Gerry Conway – der Comic-Legende, die Superhelden unsterblich machte, ist tot
Ida SchmitzGerry Conway – der Comic-Legende, die Superhelden unsterblich machte, ist tot
Gerry Conway, der gefeierte Comicautor, der durch seine Arbeit bei Marvel und DC bekannt wurde, ist im Alter von 73 Jahren verstorben. Seine Karriere umfasste mehrere Jahrzehnte und prägte einige der ikonischsten Superheldengeschichten aller Zeiten. Fans und Schöpfer gleichermaßen erinnern sich an ihn als eine prägende Kraft des Genres.

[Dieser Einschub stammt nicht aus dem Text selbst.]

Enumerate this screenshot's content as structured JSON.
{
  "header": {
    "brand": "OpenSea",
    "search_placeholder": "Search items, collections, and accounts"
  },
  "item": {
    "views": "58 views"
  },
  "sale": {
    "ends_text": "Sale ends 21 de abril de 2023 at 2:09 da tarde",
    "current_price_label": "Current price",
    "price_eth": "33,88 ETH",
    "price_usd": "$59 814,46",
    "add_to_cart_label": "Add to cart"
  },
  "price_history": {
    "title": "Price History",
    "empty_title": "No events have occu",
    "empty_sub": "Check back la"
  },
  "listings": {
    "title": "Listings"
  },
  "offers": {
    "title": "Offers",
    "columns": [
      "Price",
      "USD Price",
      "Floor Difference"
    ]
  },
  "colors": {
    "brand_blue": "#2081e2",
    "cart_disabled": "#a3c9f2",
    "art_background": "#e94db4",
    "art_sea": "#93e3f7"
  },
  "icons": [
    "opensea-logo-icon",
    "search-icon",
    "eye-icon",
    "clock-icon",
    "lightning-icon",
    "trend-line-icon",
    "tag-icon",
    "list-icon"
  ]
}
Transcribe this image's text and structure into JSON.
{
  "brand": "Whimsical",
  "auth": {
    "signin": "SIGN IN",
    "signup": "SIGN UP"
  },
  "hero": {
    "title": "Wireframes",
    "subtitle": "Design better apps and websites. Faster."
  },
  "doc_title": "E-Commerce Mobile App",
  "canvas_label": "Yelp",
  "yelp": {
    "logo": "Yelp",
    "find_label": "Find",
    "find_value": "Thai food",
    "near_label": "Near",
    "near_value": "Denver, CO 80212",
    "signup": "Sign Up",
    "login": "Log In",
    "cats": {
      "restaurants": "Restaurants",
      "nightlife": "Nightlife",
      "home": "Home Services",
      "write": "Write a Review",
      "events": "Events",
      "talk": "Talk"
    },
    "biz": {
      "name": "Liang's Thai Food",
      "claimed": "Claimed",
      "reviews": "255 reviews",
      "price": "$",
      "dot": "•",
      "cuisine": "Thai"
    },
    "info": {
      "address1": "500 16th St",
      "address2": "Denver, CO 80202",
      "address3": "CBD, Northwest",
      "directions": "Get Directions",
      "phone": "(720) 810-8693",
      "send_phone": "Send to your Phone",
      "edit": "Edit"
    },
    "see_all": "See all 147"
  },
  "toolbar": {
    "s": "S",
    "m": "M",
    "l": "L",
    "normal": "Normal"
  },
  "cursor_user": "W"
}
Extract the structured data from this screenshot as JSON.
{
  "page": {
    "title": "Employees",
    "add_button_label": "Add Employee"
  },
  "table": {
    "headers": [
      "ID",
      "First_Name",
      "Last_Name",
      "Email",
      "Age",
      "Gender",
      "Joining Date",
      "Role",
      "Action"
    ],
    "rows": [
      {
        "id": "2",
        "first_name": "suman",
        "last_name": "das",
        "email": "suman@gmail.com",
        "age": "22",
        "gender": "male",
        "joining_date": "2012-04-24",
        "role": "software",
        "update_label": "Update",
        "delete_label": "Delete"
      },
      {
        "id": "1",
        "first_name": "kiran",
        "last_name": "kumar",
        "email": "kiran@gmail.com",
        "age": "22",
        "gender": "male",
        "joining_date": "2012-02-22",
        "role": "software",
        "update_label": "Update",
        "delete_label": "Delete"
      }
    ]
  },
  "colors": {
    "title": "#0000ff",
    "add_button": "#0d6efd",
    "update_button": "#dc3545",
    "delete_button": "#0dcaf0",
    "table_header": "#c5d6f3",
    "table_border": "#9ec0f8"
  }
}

Conway wurde am 10. September 1952 in New York geboren und begann bereits mit 16 Jahren, Comicgeschichten zu schreiben. 1971 verfasste er bereits vollständige Superhelden-Epen für Marvel und entwickelte sich rasant zu einer der wichtigsten Stimmen der Branche.
Im Laufe der Jahre schrieb er Drehbücher für fast jede große Marvel-Serie, darunter Die Fantastischen Vier, Thor, Die Rächer und Die Defenders. Seine Erzählkunst berührte nahezu jede Figur im Marvel-Universum. Eines seiner berühmtesten Werke bleibt Die Nacht, in der Gwen Stacy starb – ein prägender Moment in der Geschichte von Spider-Man.
Zusammen mit anderen schuf Conway auch den Punisher, einen Antihelden, der zu einer der beständigsten Figuren von Marvel wurde. Darüber hinaus arbeitete er an DCs Superman- und Justice-League-Reihen mit und festigte so seinen Ruf bei beiden Verlagen.
Conways Werk hinterlässt ein bleibendes Erbe in der Welt der Superhelden-Comics. Seine Geschichten prägten Generationen von Lesern und inspirierten unzählige Schöpfer. Die Figuren und Erzählungen, die er mitgestaltete, werden die Comicwelt noch lange beeinflussen.